Carnot Cycle: Efficiency, Work, and the Second Law Limit
The Carnot cycle is an ideal reversible heat-engine cycle operating between a hot reservoir at
temperature \(T_h\) and a cold reservoir at \(T_c\) (Kelvin).

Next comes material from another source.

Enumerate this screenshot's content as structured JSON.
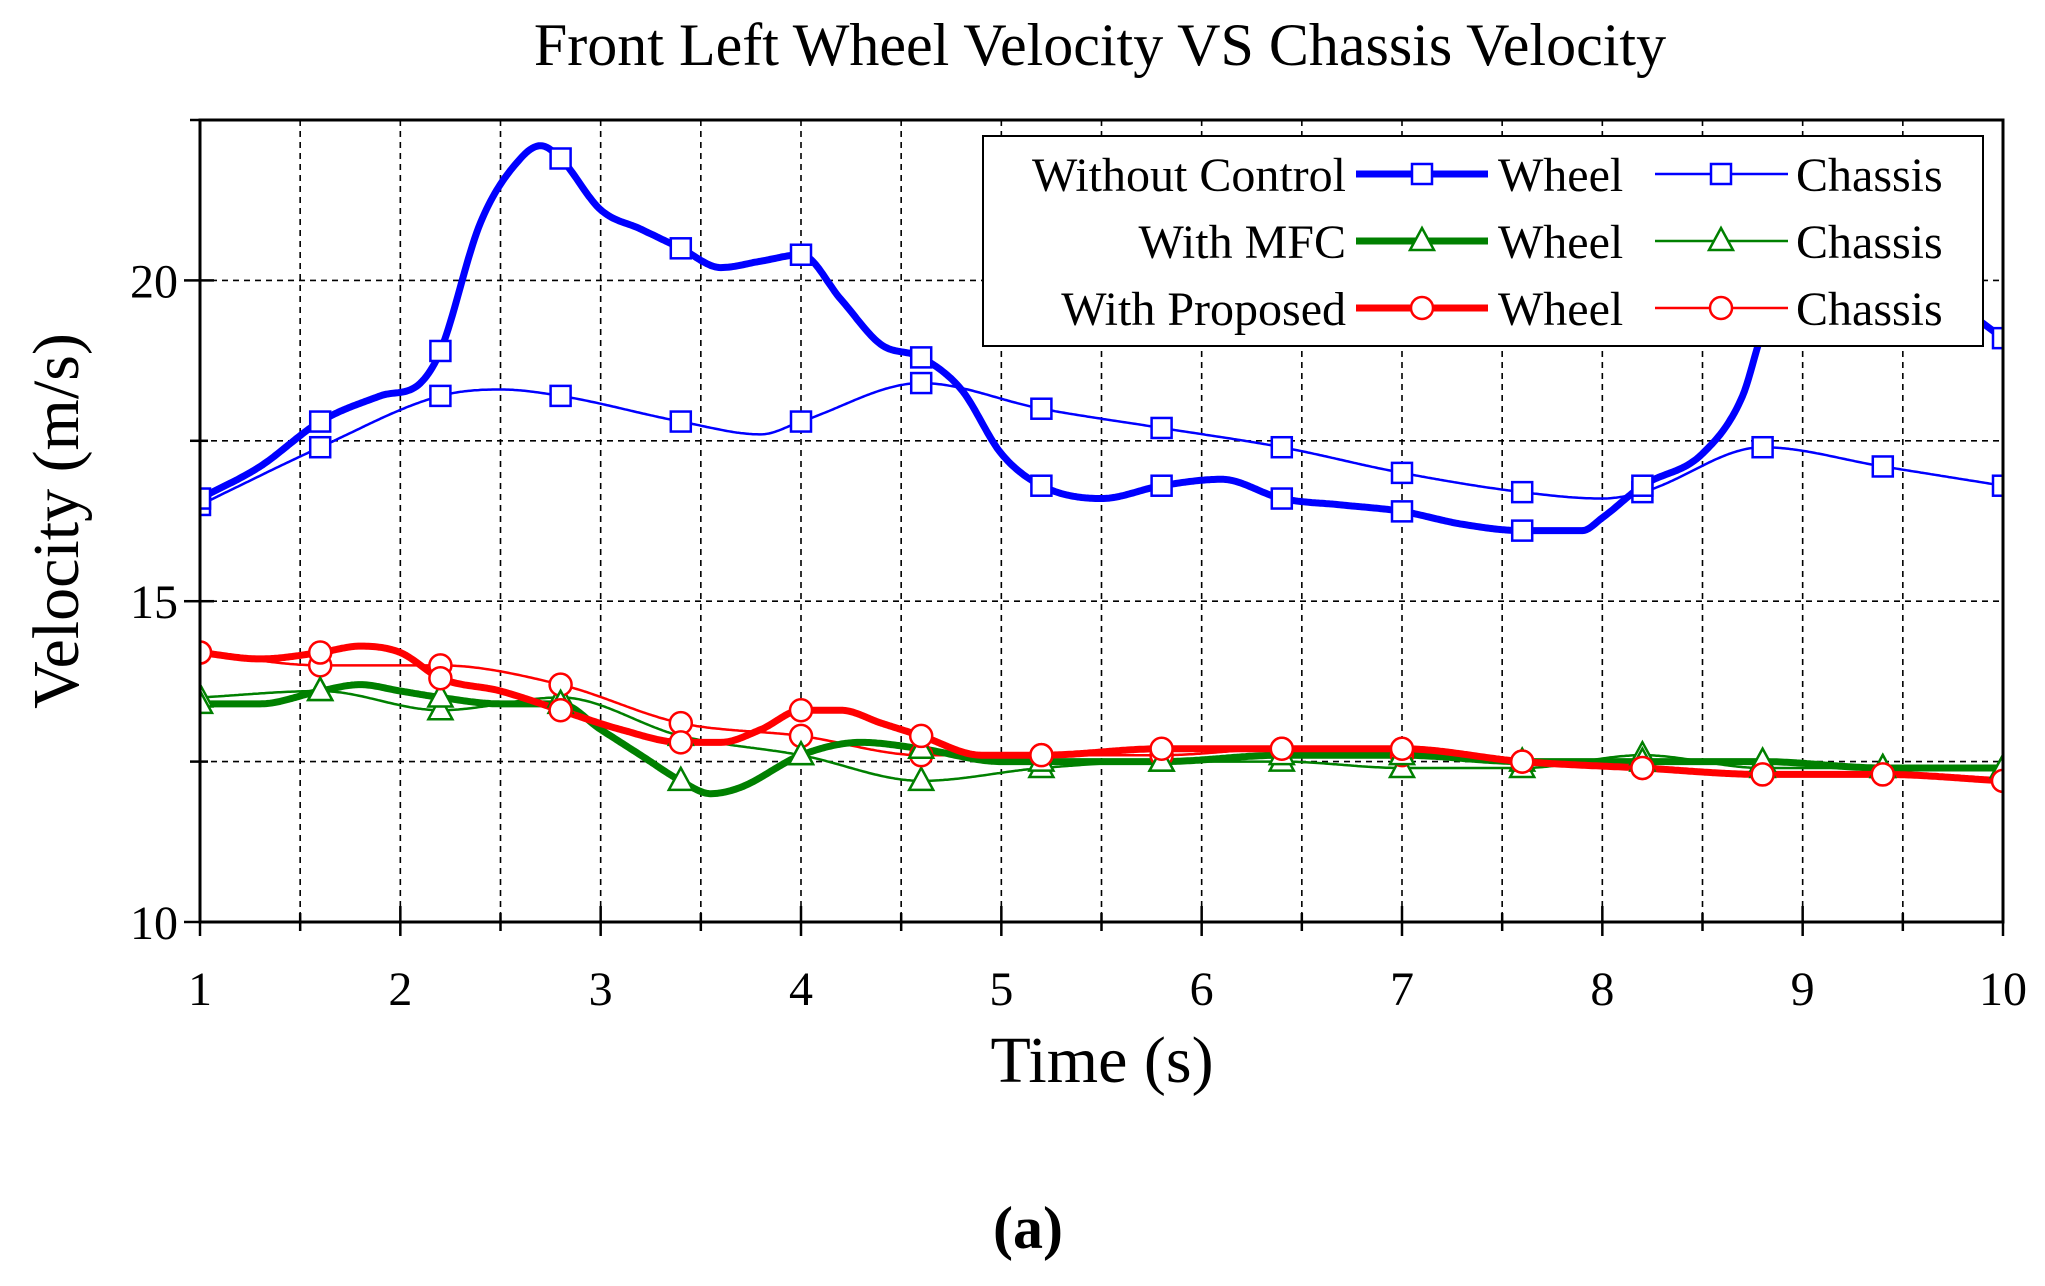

Its efficiency is the
maximum possible for any engine between those two temperatures.
Key results
\[
\eta_{\text{Carnot}} = 1 - \frac{T_c}{T_h}
\]
\[
W_{net} = Q_h - Q_c = Q_h\,\eta_{\text{Carnot}}
\]
\[
\text{(reversible)}\quad \Delta S = \frac{Q_h}{T_h} = \frac{Q_c}{T_c}
\]
The second law implies \(\eta \le \eta_{\text{Carnot}}\) for any real engine operating between \(T_h\) and \(T_c\).

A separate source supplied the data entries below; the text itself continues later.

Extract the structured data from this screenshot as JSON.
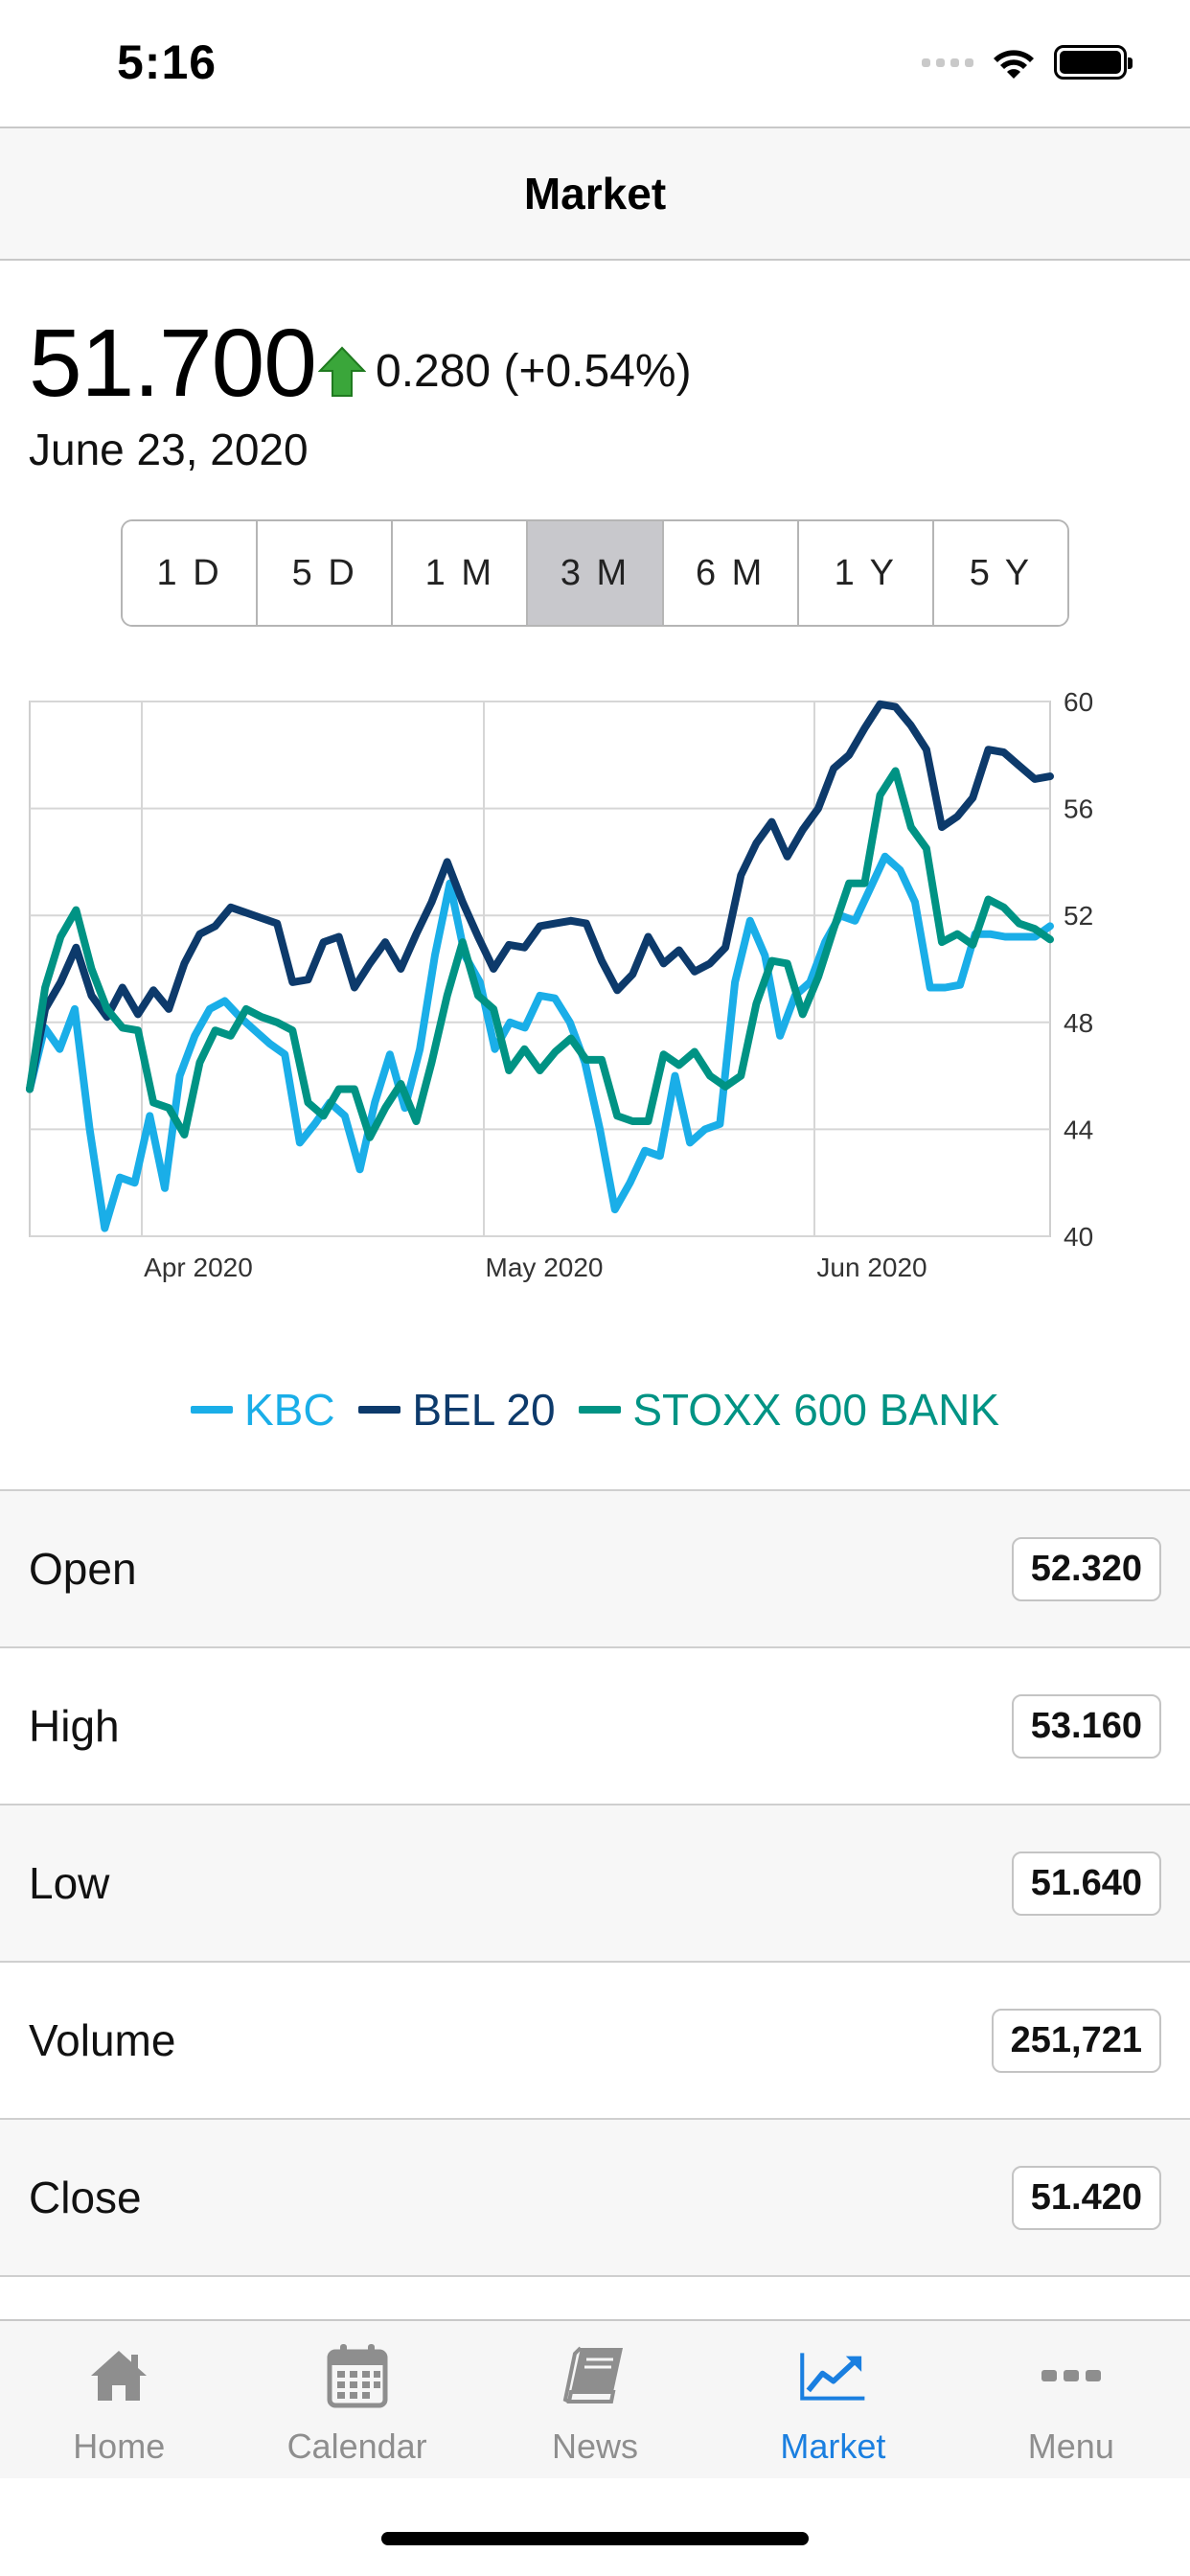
{
  "status_bar": {
    "time": "5:16"
  },
  "nav": {
    "title": "Market"
  },
  "quote": {
    "price": "51.700",
    "change": "0.280 (+0.54%)",
    "date": "June 23, 2020",
    "direction": "up",
    "up_color": "#3aa63a"
  },
  "ranges": {
    "items": [
      "1 D",
      "5 D",
      "1 M",
      "3 M",
      "6 M",
      "1 Y",
      "5 Y"
    ],
    "selected": "3 M"
  },
  "chart_data": {
    "type": "line",
    "x_ticks": [
      "Apr 2020",
      "May 2020",
      "Jun 2020"
    ],
    "y_ticks": [
      40,
      44,
      48,
      52,
      56,
      60
    ],
    "ylim": [
      40,
      60
    ],
    "grid": true,
    "legend_position": "bottom",
    "series": [
      {
        "name": "KBC",
        "color": "#1aaee8",
        "values": [
          45.5,
          47.8,
          47,
          48.5,
          44,
          40.3,
          42.2,
          42,
          44.5,
          41.8,
          46,
          47.5,
          48.5,
          48.8,
          48.2,
          47.7,
          47.2,
          46.8,
          43.5,
          44.2,
          45,
          44.5,
          42.5,
          45,
          46.8,
          44.8,
          47,
          50.5,
          53.2,
          50.5,
          49.5,
          47,
          48,
          47.8,
          49,
          48.9,
          48,
          46.5,
          44,
          41,
          42,
          43.2,
          43,
          46,
          43.5,
          44,
          44.2,
          49.5,
          51.8,
          50.5,
          47.5,
          49,
          49.5,
          51,
          52,
          51.8,
          53,
          54.2,
          53.7,
          52.5,
          49.3,
          49.3,
          49.4,
          51.3,
          51.3,
          51.2,
          51.2,
          51.2,
          51.6
        ]
      },
      {
        "name": "BEL 20",
        "color": "#0d3a6b",
        "values": [
          45.5,
          48.5,
          49.5,
          50.8,
          49,
          48.2,
          49.3,
          48.3,
          49.2,
          48.5,
          50.2,
          51.3,
          51.6,
          52.3,
          52.1,
          51.9,
          51.7,
          49.5,
          49.6,
          51,
          51.2,
          49.3,
          50.2,
          51,
          50,
          51.3,
          52.5,
          54,
          52.5,
          51.2,
          50,
          50.9,
          50.8,
          51.6,
          51.7,
          51.8,
          51.7,
          50.3,
          49.2,
          49.8,
          51.2,
          50.2,
          50.7,
          49.9,
          50.2,
          50.8,
          53.5,
          54.7,
          55.5,
          54.2,
          55.2,
          56,
          57.5,
          58,
          59,
          59.9,
          59.8,
          59.1,
          58.2,
          55.3,
          55.7,
          56.4,
          58.2,
          58.1,
          57.6,
          57.1,
          57.2
        ]
      },
      {
        "name": "STOXX 600 BANK",
        "color": "#009384",
        "values": [
          45.5,
          49.3,
          51.2,
          52.2,
          50,
          48.5,
          47.8,
          47.7,
          45,
          44.8,
          43.8,
          46.5,
          47.7,
          47.5,
          48.5,
          48.2,
          48,
          47.7,
          45,
          44.5,
          45.5,
          45.5,
          43.7,
          44.8,
          45.7,
          44.3,
          46.5,
          49,
          51,
          49,
          48.5,
          46.2,
          47,
          46.2,
          46.9,
          47.4,
          46.6,
          46.6,
          44.5,
          44.3,
          44.3,
          46.8,
          46.4,
          46.9,
          46,
          45.6,
          46,
          48.7,
          50.3,
          50.2,
          48.3,
          49.7,
          51.5,
          53.2,
          53.2,
          56.5,
          57.4,
          55.3,
          54.5,
          51,
          51.3,
          50.9,
          52.6,
          52.3,
          51.7,
          51.5,
          51.1
        ]
      }
    ]
  },
  "stats": [
    {
      "label": "Open",
      "value": "52.320"
    },
    {
      "label": "High",
      "value": "53.160"
    },
    {
      "label": "Low",
      "value": "51.640"
    },
    {
      "label": "Volume",
      "value": "251,721"
    },
    {
      "label": "Close",
      "value": "51.420"
    }
  ],
  "tabs": [
    {
      "label": "Home",
      "icon": "home-icon"
    },
    {
      "label": "Calendar",
      "icon": "calendar-icon"
    },
    {
      "label": "News",
      "icon": "book-icon"
    },
    {
      "label": "Market",
      "icon": "chart-icon",
      "active": true
    },
    {
      "label": "Menu",
      "icon": "more-icon"
    }
  ],
  "colors": {
    "accent": "#1a7fe0",
    "inactive": "#8e8e8e"
  }
}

Carnot cycle steps (reversible)
-
Isothermal expansion at \(T_h\): the working fluid absorbs heat \(Q_h\) and its entropy increases:
\[
\Delta S = \frac{Q_h}{T_h}.
\]
-
Adiabatic (isentropic) expansion: no heat transfer (\(Q=0\)), entropy constant, temperature drops from \(T_h\) to \(T_c\).
-
Isothermal compression at \(T_c\): the fluid rejects heat \(Q_c\) and entropy decreases by the same magnitude:
\[
\Delta S = \frac{Q_c}{T_c}.
\]
-
Adiabatic (isentropic) compression: no heat transfer (\(Q=0\)), entropy constant, temperature rises back to \(T_h\).
Reversibility enforces \(\dfrac{Q_c}{Q_h}=\dfrac{T_c}{T_h}\), which leads directly to \(\eta=1-\dfrac{T_c}{T_h}\).

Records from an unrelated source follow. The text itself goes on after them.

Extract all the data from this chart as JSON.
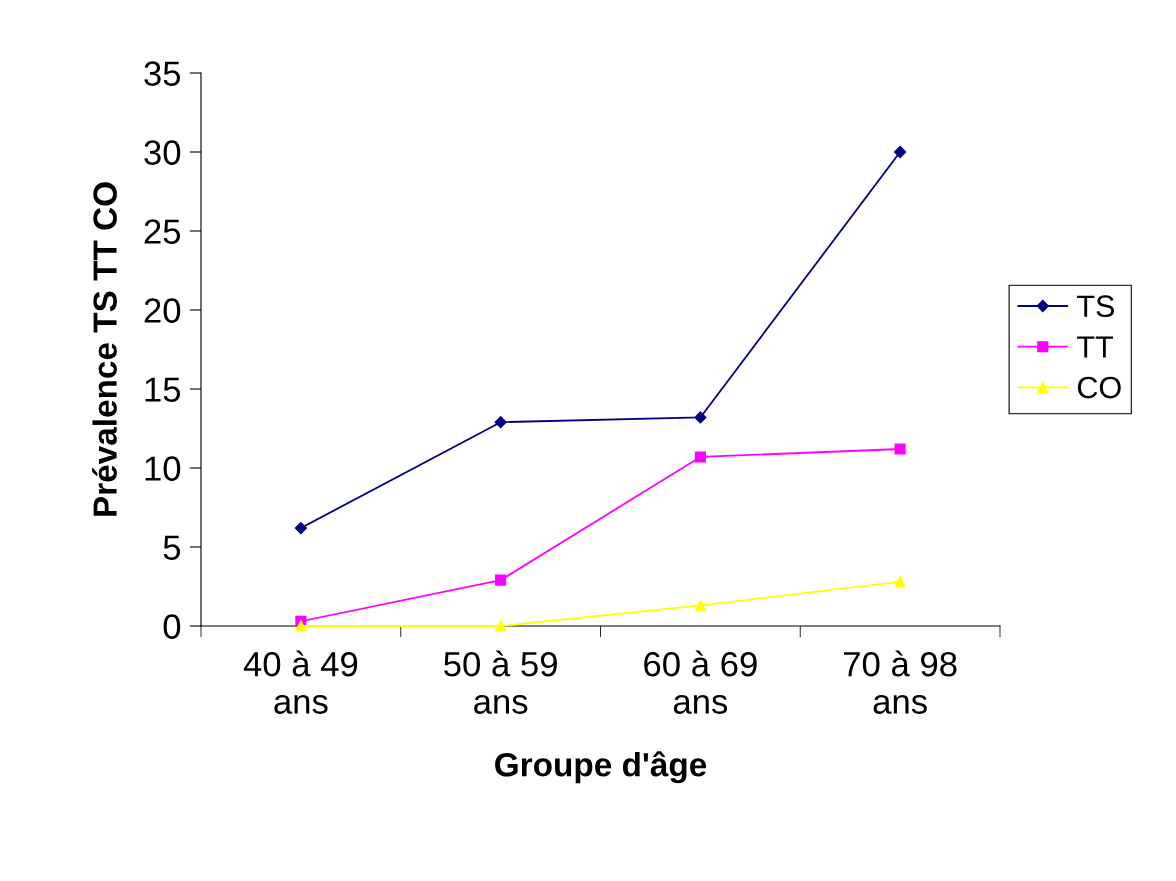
{
  "chart_data": {
    "type": "line",
    "xlabel": "Groupe d'âge",
    "ylabel": "Prévalence TS TT CO",
    "categories": [
      "40 à 49\nans",
      "50 à 59\nans",
      "60 à 69\nans",
      "70 à 98\nans"
    ],
    "series": [
      {
        "name": "TS",
        "color": "#000080",
        "marker": "diamond",
        "values": [
          6.2,
          12.9,
          13.2,
          30
        ]
      },
      {
        "name": "TT",
        "color": "#ff00ff",
        "marker": "square",
        "values": [
          0.3,
          2.9,
          10.7,
          11.2
        ]
      },
      {
        "name": "CO",
        "color": "#ffff00",
        "marker": "triangle",
        "values": [
          0,
          0,
          1.3,
          2.8
        ]
      }
    ],
    "ylim": [
      0,
      35
    ],
    "yticks": [
      0,
      5,
      10,
      15,
      20,
      25,
      30,
      35
    ],
    "grid": false,
    "legend": "right"
  }
}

Why the TS diagram is a rectangle
On a temperature–entropy diagram, reversible heat transfer satisfies:
\[
\delta Q_{rev} = T\,dS.
\]
Along an isotherm, \(T\) is constant, so \(Q = \int T\,dS = T\,\Delta S\).
Along a reversible adiabat, \(dS=0\) (vertical line).
Therefore the Carnot cycle forms a rectangle in TS:
top edge at \(T_h\), bottom edge at \(T_c\), and vertical sides at constant \(S\).
Area equals net work
\[
Q_{net} = \oint \delta Q_{rev} = \oint T\,dS
\]
\[
\text{For a cycle: }\Delta U = 0 \Rightarrow W_{net}=Q_{net}
\]
\[
\Rightarrow W_{net} = (T_h-T_c)\,\Delta S
\]
The calculator shades the TS rectangle so you can see the “work = enclosed area” idea directly.
Worked example
Given \(T_h=600\,\text{K}\), \(T_c=300\,\text{K}\), \(Q_h=1000\,\text{J}\):
\[
\eta = 1 - \frac{300}{600} = 0.5 = 50\%
\]
\[
W_{net} = Q_h \eta = 1000(0.5)=500\ \text{J}
\]
\[
Q_c = Q_h - W_{net} = 500\ \text{J}
\]
\[
\Delta S = \frac{Q_h}{T_h} = \frac{1000}{600}\approx 1.667\ \text{J/K}
\]
Real engines vs. Carnot benchmark
Real engines have irreversibilities (friction, finite temperature gradients, turbulence, non-ideal components),
so they always satisfy:
\[
\eta_{real} < \eta_{\text{Carnot}}.
\]
The Carnot efficiency is a benchmark: it tells you the best you can possibly do between
\(T_h\) and \(T_c\), no matter the working fluid.
A common performance metric is \(\eta_{real}/\eta_{\text{Carnot}}\), which the calculator can show if you enter \(\eta_{real}\).